We were also lucky to spend time with five incredible young ladies whom we are sponsoring in a program called Girls Gotta Run. That project centres around running, a point of pride for Ethiopia, using sport as a vehicle to empower female students.

The program has been running for just three years at a girls school in Soddo, and it’s incredible the difference it has made in such a short time.

These athletic scholarships provides the girls with healthy meals, solidarity, friendship, and life skills – everything from family planning to hygiene to safe relationships.

Parents report a radical change in their daughters. They literally look different when they are filled up with food and love and fresh air.

It’s a life-changing program that gives these young women the ability to see their own potential.

“The challenges that these girls face are so daunting. They’re huge. They’re adult issues, and they ask a lot of these girls,” said Kayla Nolan, executive director of the Girls Gotta Run Foundation.

In just three short years the program has revolutionized many of these young runners’ lives, and those of their parents and siblings, who are “buying into” the program in a significant way.

Nolan said it’s humbling to work with these young ladies, already so much stronger than they’re given credit for.

Just around the corner is a transitional group home that offers support to another vulnerable sector of kids. Children living on the street can find a safe and secure home, an education, and the chance for a better future at Busajo. They only stay for a few years, because the goal is family reunification.

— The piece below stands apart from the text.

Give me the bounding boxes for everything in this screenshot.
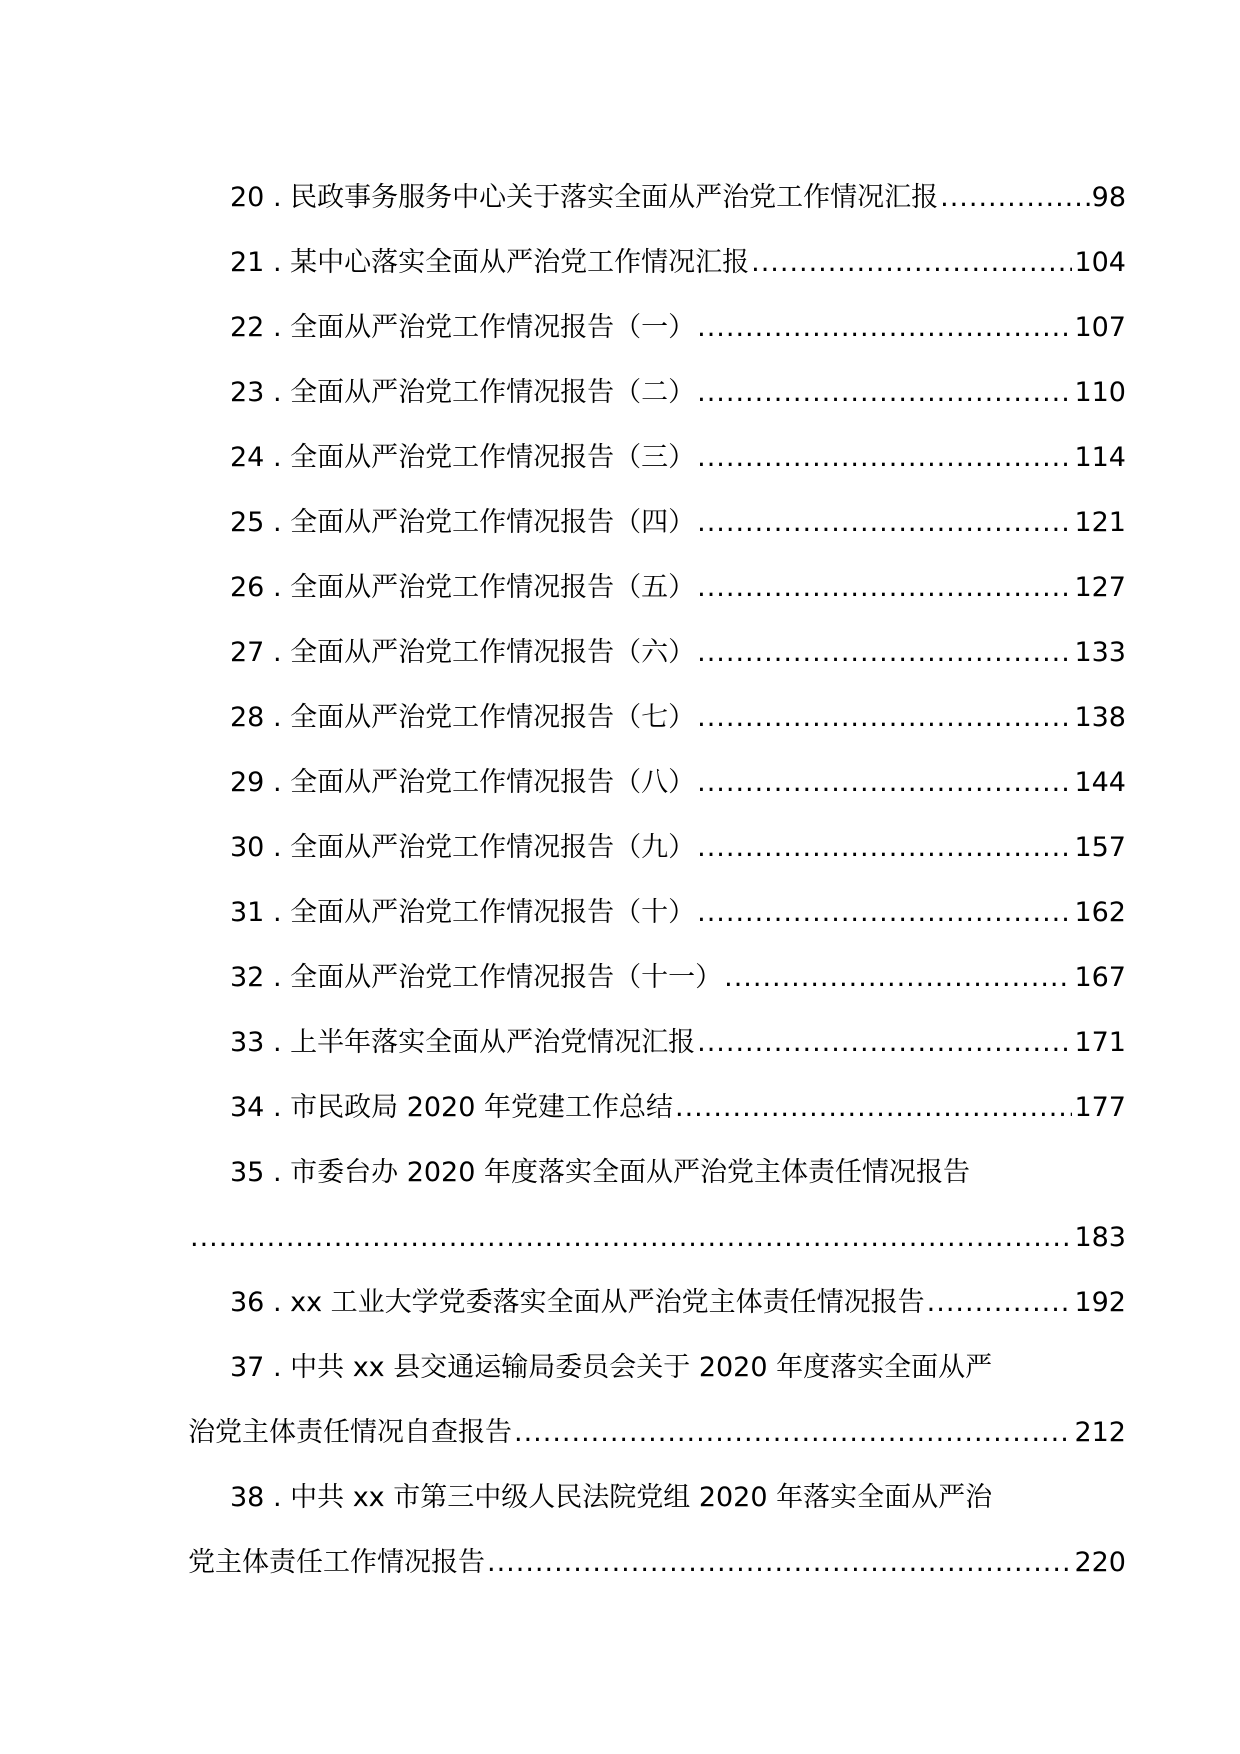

It’s abundantly clear that these kids have been through challenges most adults in Canada could never dream of. We were so happy to have the opportunity to bring an afternoon of fun and games to the kids at Busajo. You’ll hear more about that later this week. 

Marcella Montresor, one of the heads of the Busajo program, said it warms her heart to see the children who are committed to Busajo and its opportunities, particularly education.

“You have some hope that you can change their lives.”